Lee Corbin lcorbin at rawbw.com
Tue Oct 31 07:09:57 UTC 2006

Amara writes

> The evil eye is an ancient tradition in Turkey. (Usually when I see it
> around someone during my travels, then I know that they have a link to
> Turkey.)

Yes, but keep in mind WHY it's there and WHAT it's for!

> The evil eye is a superstition that probably goes back a thousand+
> years. It's everywhere you go in Turkey, that symbol is far more
> pervasive than mosques. Every restaurant has an evil eye or two, it is
> hanging from the mirrors in people's cars, tacked to the sides of
> buildings, worn as earrings, as a part of good luck necklaces on babies...
> Here is a short history:
> http://www.business-with-turkey.com/tourist-guide/evil_eye_amulet_nazar_boncuk.shtml

Yes, but let me quote the meat from that:

       Have you just had a new child? Bought a new car? Built a new office building?
       Worried that your "friends" and others are filled with envy about your good
       fortune? The protection of the Nazar is used for anything new or likely to
       attract praise. The belief is that even well-intentioned compliments include a
       conscious or unconscious dose of envy and resentment. The bead reflects the
       evil intent back to the onlooker. It somewhat resembles an eye and it is said
       the typical blue color is a factor in protecting the user.

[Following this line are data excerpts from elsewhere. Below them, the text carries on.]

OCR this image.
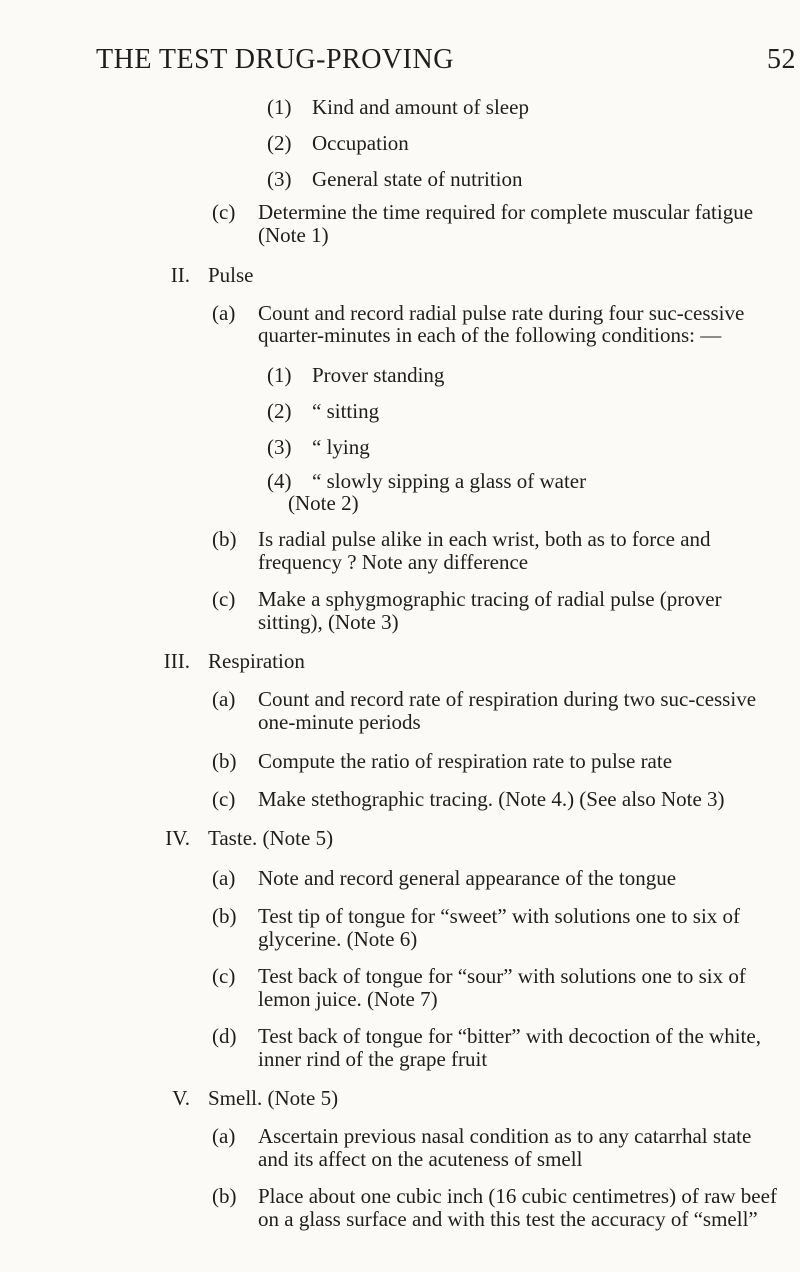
THE TEST DRUG-PROVING	52
(1) Kind and amount of sleep
(2) Occupation
(3) General state of nutrition
(c) Determine the time required for complete muscular fatigue
(Note 1)
II. Pulse
(a) Count and record radial pulse rate during four suc-cessive quarter-minutes in each of the following conditions: —
(1) Prover standing
(2) “ sitting
(3) “ lying
(4) “ slowly sipping a glass of water
(Note 2)
(b) Is radial pulse alike in each wrist, both as to force and frequency ? Note any difference
(c) Make a sphygmographic tracing of radial pulse (prover sitting), (Note 3)
III. Respiration
(a) Count and record rate of respiration during two suc-cessive one-minute periods
(b) Compute the ratio of respiration rate to pulse rate
(c) Make stethographic tracing. (Note 4.) (See also Note 3)
IV. Taste. (Note 5)
(a) Note and record general appearance of the tongue
(b) Test tip of tongue for “sweet” with solutions one to six of glycerine. (Note 6)
(c) Test back of tongue for “sour” with solutions one to six of lemon juice. (Note 7)
(d) Test back of tongue for “bitter” with decoction of the white, inner rind of the grape fruit
V. Smell. (Note 5)
(a) Ascertain previous nasal condition as to any catarrhal state and its affect on the acuteness of smell
(b) Place about one cubic inch (16 cubic centimetres) of raw beef on a glass surface and with this test the accuracy of “smell”
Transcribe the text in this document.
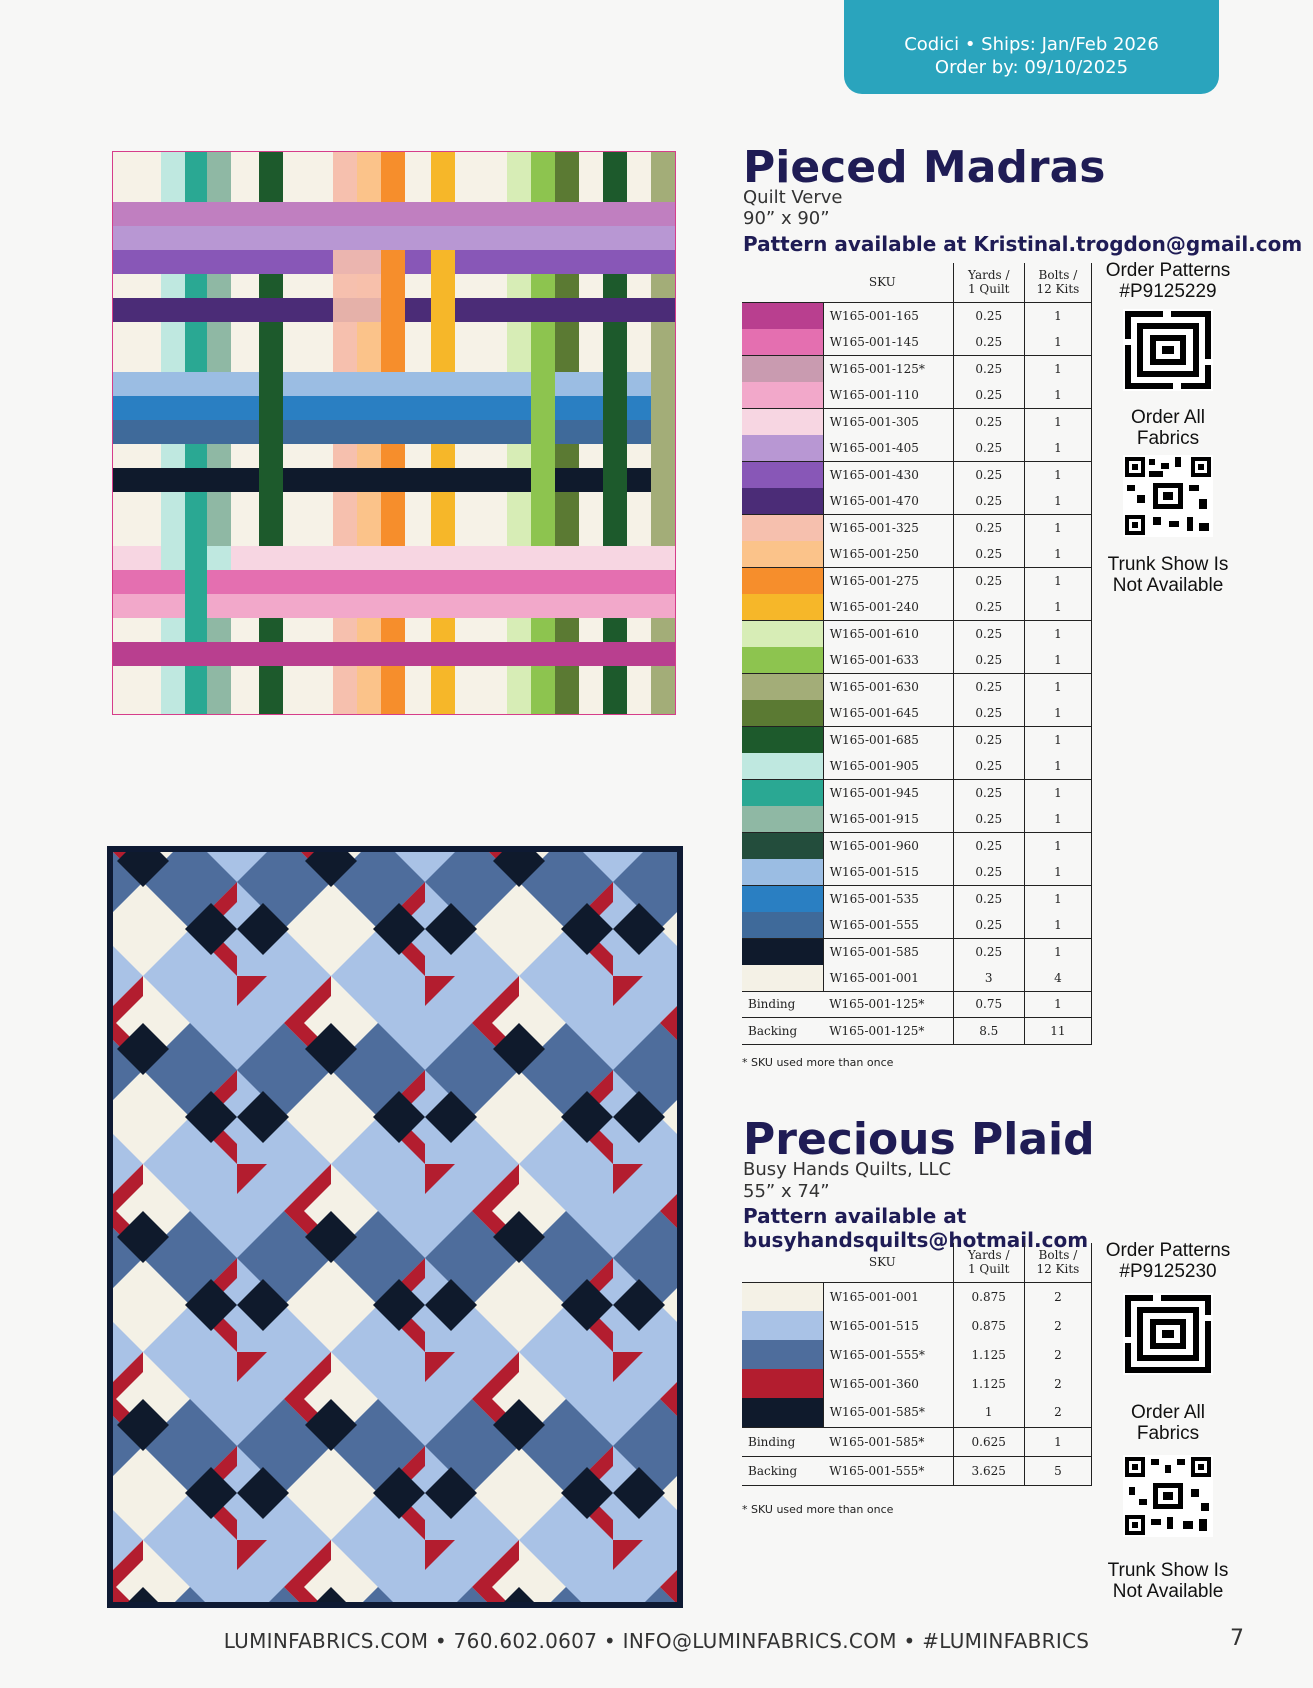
Codici • Ships: Jan/Feb 2026
Order by: 09/10/2025
Pieced Madras
Quilt Verve
90” x 90”
Pattern available at Kristinal.trogdon@gmail.com
SKU		Yards /
1 Quilt	Bolts /
12 Kits
	W165-001-165	0.25	1
	W165-001-145	0.25	1
	W165-001-125*	0.25	1
	W165-001-110	0.25	1
	W165-001-305	0.25	1
	W165-001-405	0.25	1
	W165-001-430	0.25	1
	W165-001-470	0.25	1
	W165-001-325	0.25	1
	W165-001-250	0.25	1
	W165-001-275	0.25	1
	W165-001-240	0.25	1
	W165-001-610	0.25	1
	W165-001-633	0.25	1
	W165-001-630	0.25	1
	W165-001-645	0.25	1
	W165-001-685	0.25	1
	W165-001-905	0.25	1
	W165-001-945	0.25	1
	W165-001-915	0.25	1
	W165-001-960	0.25	1
	W165-001-515	0.25	1
	W165-001-535	0.25	1
	W165-001-555	0.25	1
	W165-001-585	0.25	1
	W165-001-001	3	4
Binding	W165-001-125*	0.75	1
Backing	W165-001-125*	8.5	11
* SKU used more than once
Order Patterns
#P9125229
Order All
Fabrics
Trunk Show Is
Not Available
Precious Plaid
Busy Hands Quilts, LLC
55” x 74”
Pattern available at busyhandsquilts@hotmail.com
SKU		Yards /
1 Quilt	Bolts /
12 Kits
	W165-001-001	0.875	2
	W165-001-515	0.875	2
	W165-001-555*	1.125	2
	W165-001-360	1.125	2
	W165-001-585*	1	2
Binding	W165-001-585*	0.625	1
Backing	W165-001-555*	3.625	5
* SKU used more than once
Order Patterns
#P9125230
Order All
Fabrics
Trunk Show Is
Not Available
LUMINFABRICS.COM • 760.602.0607 • INFO@LUMINFABRICS.COM • #LUMINFABRICS	7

So it's *not* a superstition, as you wrote above.  It's real:  


It's other name is Envy.   It's interesting that not *one* of the messages in this thread
mentioned the word "envy".   Not one.

I think that the author of a book I'm reading, "Envy" by Helmut Shoeck, is onto something:

There is an ongoing unconscious conspiracy to ignore the role of envy in human affairs
and as an explanation for much of human conduct.  I attribute this mainly to the reluctance
by anthropologists and other sensitive people to criticize primitive societies, in which envy
plays such an overpowering role.

And is probably playing a vastly understated role even in ours.